Auktionshäuser
Ein erster Schritt sollte darin bestehen, die aktuelle Marktsituation sorgfältig zu prüfen.
- Besonders hilfreich kann in dieser Phase der Kontakt zu einem erfahrenen Auktionshaus sein: Viele Häuser bieten kostenfreie Schätzungen an und verfügen über große Expertise auch im Umgang mit Werken, die bislang noch nicht auf dem Kunstmarkt präsent waren. Eine fundierte Einschätzung und Begutachtung durch Fachleute schafft die Grundlage für eine realistische und strategisch durchdachte Markteinführung.
- Gerade bei unbekannten oder länger nicht gezeigten Arbeiten empfiehlt sich ein zurückhaltender Einstieg. Es kann zielführend sein, zunächst ein einzelnes, besonders aussagekräftiges Werk auszuwählen und es in einem passenden Kontext zu präsentieren.
- Der erste öffentliche Auftritt eines Werks sollte mit Sorgfalt vorbereitet werden. Eine Einzelseite mit einer hochwertigen Abbildung und einem begleitenden Text in einem Auktionskatalog kann das Interesse potenzieller Käufer:innen wecken und gleichzeitig den Grundstein für eine langfristige Positionierung legen.
- Um den Marktwert eines Œuvres langfristig aufzubauen bzw. sicherzustellen, sollte von einer vollständigen und prompten Freigabe des gesamten Vor- oder Nachlasses abgesehen werden. Stattdessen empfiehlt sich eine schrittweise Platzierung ausgewählter Werke.
Galerien
Galerien fungieren als wichtige Schnittstellen zum kommerziellen Sektor und können strategische Partner:innen bei der Positionierung des Vor- oder Nachlasses auf dem Kunstmarkt sein.
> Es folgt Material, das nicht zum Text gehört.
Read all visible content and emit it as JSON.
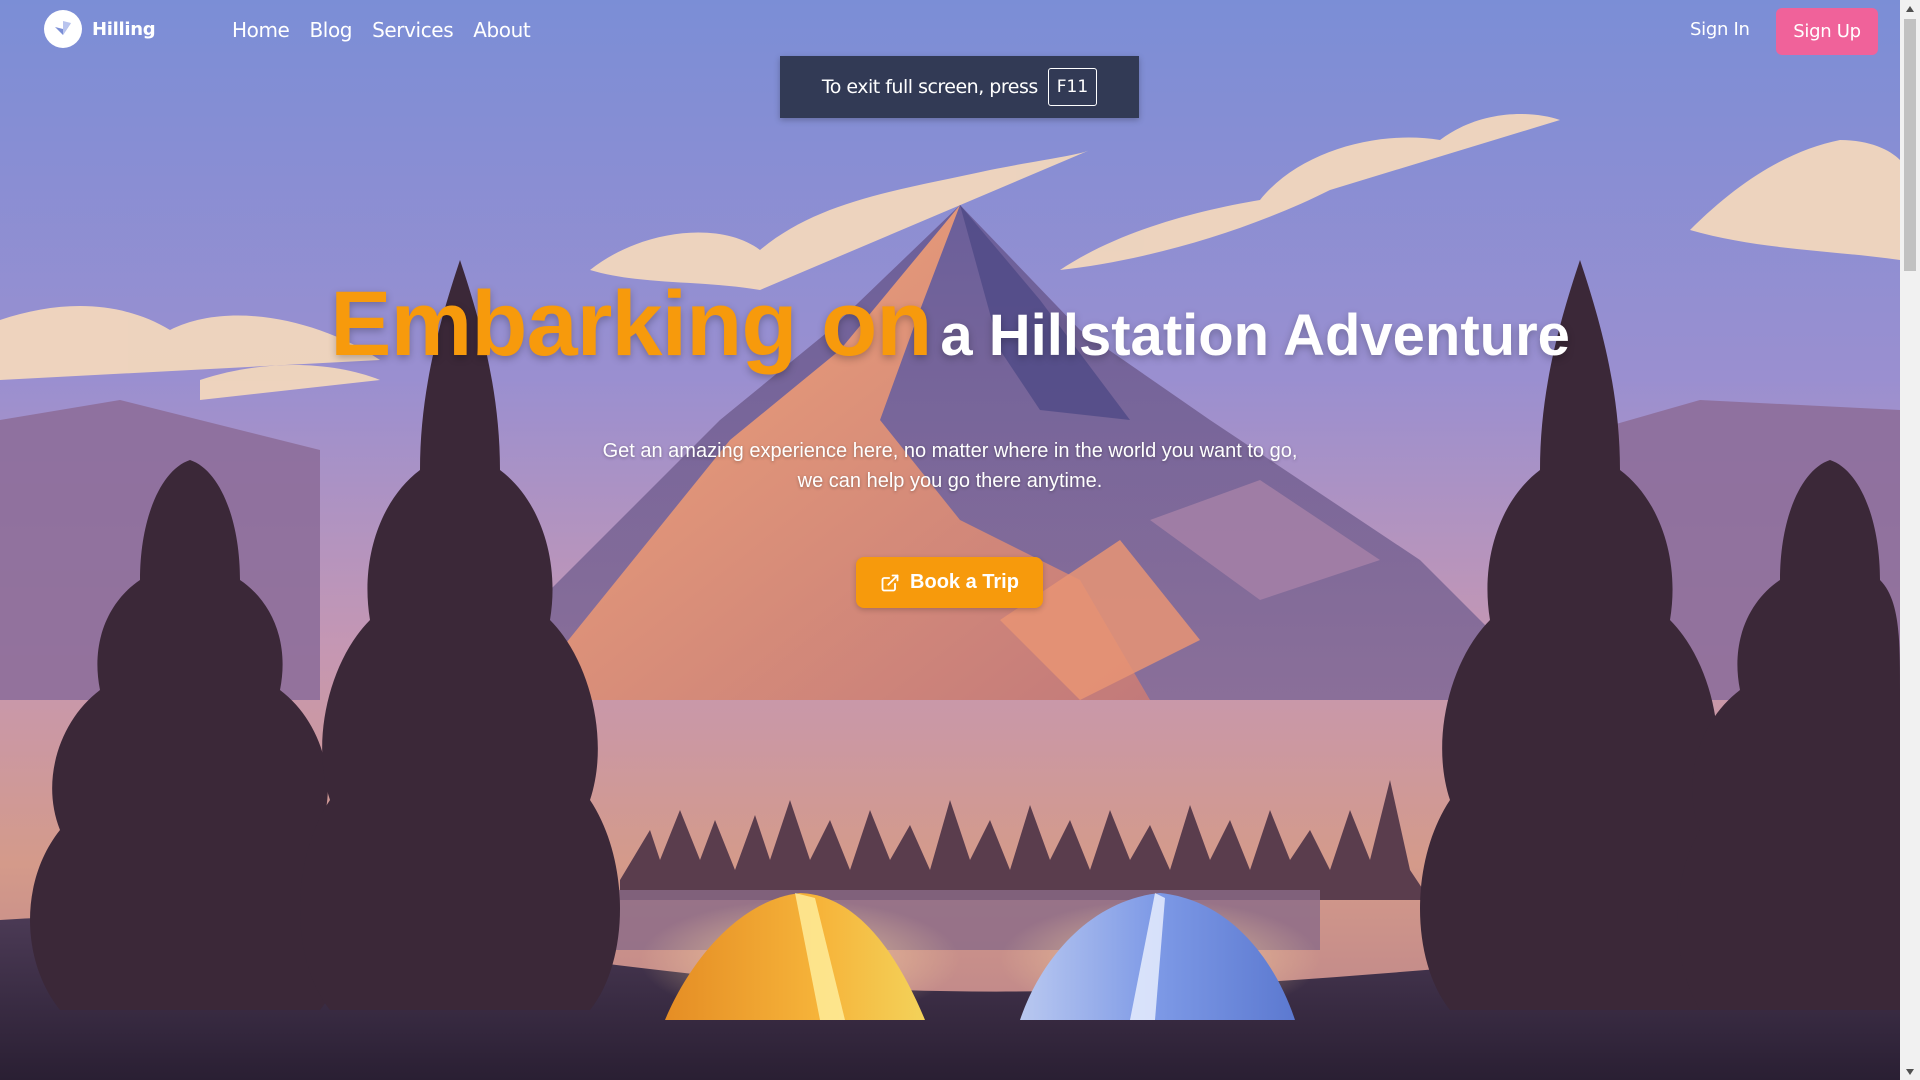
{
  "brand": {
    "name": "Hilling"
  },
  "nav": {
    "links": [
      "Home",
      "Blog",
      "Services",
      "About"
    ],
    "sign_in": "Sign In",
    "sign_up": "Sign Up"
  },
  "fullscreen_notice": {
    "text": "To exit full screen, press",
    "key": "F11"
  },
  "hero": {
    "title_accent": "Embarking on",
    "title_rest": "a Hillstation Adventure",
    "subtitle_line1": "Get an amazing experience here, no matter where in the world you want to go,",
    "subtitle_line2": "we can help you go there anytime.",
    "cta_label": "Book a Trip",
    "cta_icon": "external-link-icon"
  },
  "colors": {
    "accent": "#f79a0c",
    "signup": "#f0629a",
    "notice_bg": "#323a55",
    "sky_top": "#7b8ed6",
    "sky_mid": "#b88fb8"
  }
}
- Durch ihre Präsenz auf Messen sowie ihre Netzwerke wirken sie als Multiplikatoren, die die Sichtbarkeit und Reichweite entscheidend erhöhen können.
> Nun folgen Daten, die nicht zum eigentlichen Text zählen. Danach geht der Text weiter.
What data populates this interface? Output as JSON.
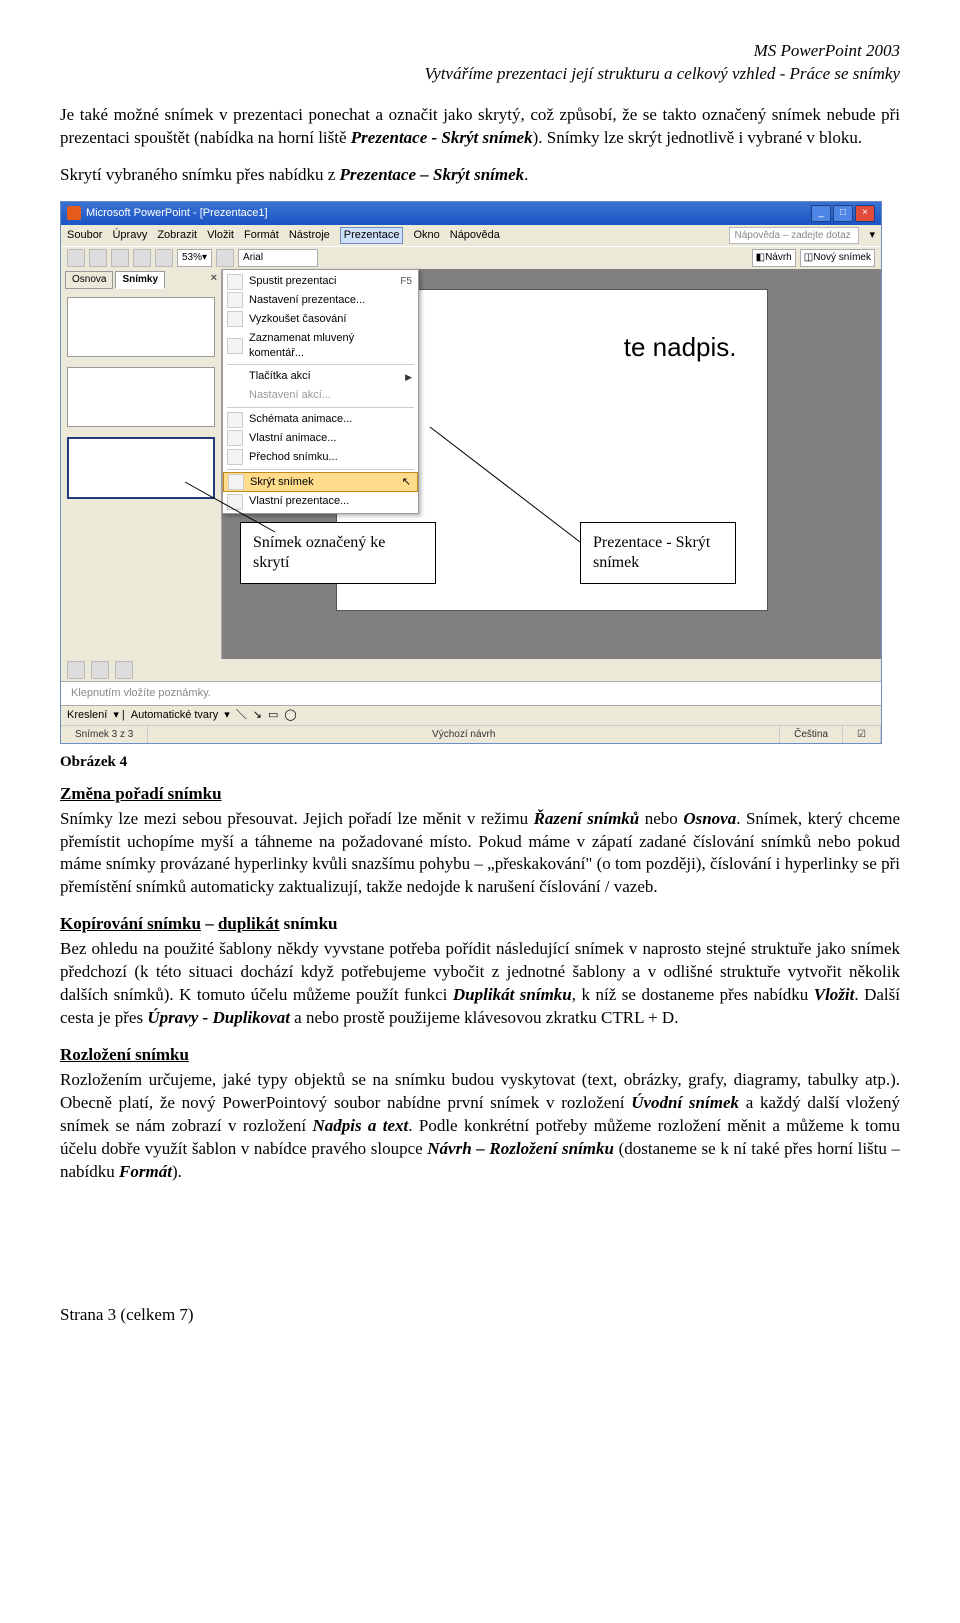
{
  "header": {
    "line1": "MS PowerPoint 2003",
    "line2": "Vytváříme prezentaci její strukturu a celkový vzhled - Práce se snímky"
  },
  "para1": {
    "t1": "Je také možné snímek v prezentaci ponechat a označit jako skrytý, což způsobí, že se takto označený snímek nebude při prezentaci spouštět (nabídka na horní liště ",
    "i1": "Prezentace - Skrýt snímek",
    "t2": "). Snímky lze skrýt jednotlivě i vybrané v bloku."
  },
  "para2": {
    "t1": "Skrytí vybraného snímku přes nabídku z ",
    "i1": "Prezentace – Skrýt snímek",
    "t2": "."
  },
  "app": {
    "title": "Microsoft PowerPoint - [Prezentace1]",
    "menu": [
      "Soubor",
      "Úpravy",
      "Zobrazit",
      "Vložit",
      "Formát",
      "Nástroje",
      "Prezentace",
      "Okno",
      "Nápověda"
    ],
    "help_ph": "Nápověda – zadejte dotaz",
    "zoom": "53%",
    "font": "Arial",
    "navrh_btn": "Návrh",
    "novy_btn": "Nový snímek",
    "tabs": {
      "osnova": "Osnova",
      "snimky": "Snímky"
    },
    "slide_placeholder": "te nadpis.",
    "dropdown": [
      {
        "label": "Spustit prezentaci",
        "sc": "F5",
        "icon": true
      },
      {
        "label": "Nastavení prezentace...",
        "icon": true
      },
      {
        "label": "Vyzkoušet časování",
        "icon": true
      },
      {
        "label": "Zaznamenat mluvený komentář...",
        "icon": true
      },
      {
        "label": "Tlačítka akcí",
        "arrow": true
      },
      {
        "label": "Nastavení akcí...",
        "disabled": true
      },
      {
        "label": "Schémata animace...",
        "icon": true
      },
      {
        "label": "Vlastní animace...",
        "icon": true
      },
      {
        "label": "Přechod snímku...",
        "icon": true
      },
      {
        "label": "Skrýt snímek",
        "hl": true,
        "icon": true
      },
      {
        "label": "Vlastní prezentace...",
        "icon": true
      }
    ],
    "notes": "Klepnutím vložíte poznámky.",
    "draw": {
      "kresleni": "Kreslení",
      "autoshapes": "Automatické tvary"
    },
    "status": {
      "left": "Snímek 3 z 3",
      "mid": "Výchozí návrh",
      "lang": "Čeština"
    }
  },
  "callout_left": "Snímek označený ke skrytí",
  "callout_right": "Prezentace - Skrýt snímek",
  "fig_label": "Obrázek 4",
  "sec_zmena": {
    "title": "Změna pořadí snímku",
    "t1": "Snímky lze mezi sebou přesouvat. Jejich pořadí lze měnit v režimu ",
    "i1": "Řazení snímků",
    "t2": " nebo ",
    "i2": "Osnova",
    "t3": ". Snímek, který chceme přemístit uchopíme myší a táhneme na požadované místo. Pokud máme v zápatí zadané číslování snímků nebo pokud máme snímky provázané hyperlinky kvůli snazšímu pohybu – „přeskakování\" (o tom později), číslování i hyperlinky se při přemístění snímků automaticky zaktualizují, takže nedojde k narušení číslování / vazeb."
  },
  "sec_kopir": {
    "title_a": "Kopírování snímku",
    "title_mid": " – ",
    "title_b": "duplikát",
    "title_c": " snímku",
    "t1": "Bez ohledu na použité šablony někdy vyvstane potřeba pořídit následující snímek v naprosto stejné struktuře jako snímek předchozí (k této situaci dochází když potřebujeme vybočit z jednotné šablony a v odlišné struktuře vytvořit několik dalších snímků). K tomuto účelu můžeme použít funkci ",
    "i1": "Duplikát snímku",
    "t2": ", k níž se dostaneme přes nabídku ",
    "i2": "Vložit",
    "t3": ". Další cesta je přes ",
    "i3": "Úpravy - Duplikovat",
    "t4": "  a nebo prostě použijeme klávesovou zkratku CTRL + D."
  },
  "sec_rozlo": {
    "title": "Rozložení snímku",
    "t1": "Rozložením určujeme, jaké typy objektů se na snímku budou vyskytovat (text, obrázky, grafy, diagramy, tabulky atp.). Obecně platí, že nový PowerPointový soubor nabídne první snímek v rozložení ",
    "i1": "Úvodní snímek",
    "t2": " a každý další vložený snímek se nám zobrazí v rozložení ",
    "i2": "Nadpis a text",
    "t3": ". Podle konkrétní potřeby můžeme rozložení  měnit a můžeme k tomu účelu dobře využít šablon v nabídce pravého sloupce ",
    "i3": "Návrh – Rozložení snímku",
    "t4": " (dostaneme se k ní také přes horní lištu – nabídku ",
    "i4": "Formát",
    "t5": ")."
  },
  "footer": "Strana 3 (celkem 7)"
}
- Eine zentrale Voraussetzung bzw. Grundlage für eine erfolgreiche Zusammenarbeit ist die fundierte, professionelle Aufarbeitung des Werks. Nur so lässt sich das Potenzial des Vor- oder Nachlasses nachhaltig erschließen.
- Ein handlungsfähiger Vor- oder Nachlass setzt aktuelle Inventare, biografische Daten und eventuelle Verträge voraus, um die Kooperationsbereitschaft von Marktpartner:innen zu fördern.
- Auch wenn Marktmechanismen eine Rolle spielen, sollten die Integrität und Authentizität des künstlerischen Werks im Zentrum stehen. Ein gut dokumentierter, gezielt verteilter Vor- bzw. Nachlass hat auf Dauer die stärkste Wirkung.
Nachlassstempel
Auch wenn Nachlassstempel heute seltener zur Anwendung kommen, kann ihr gezielter Einsatz in bestimmten Fällen sinnvoll und notwendig sein – insbesondere dann, wenn Werke oder Werkbestandteile posthum hergestellt wurden oder in größerem Umfang in Umlauf gelangen.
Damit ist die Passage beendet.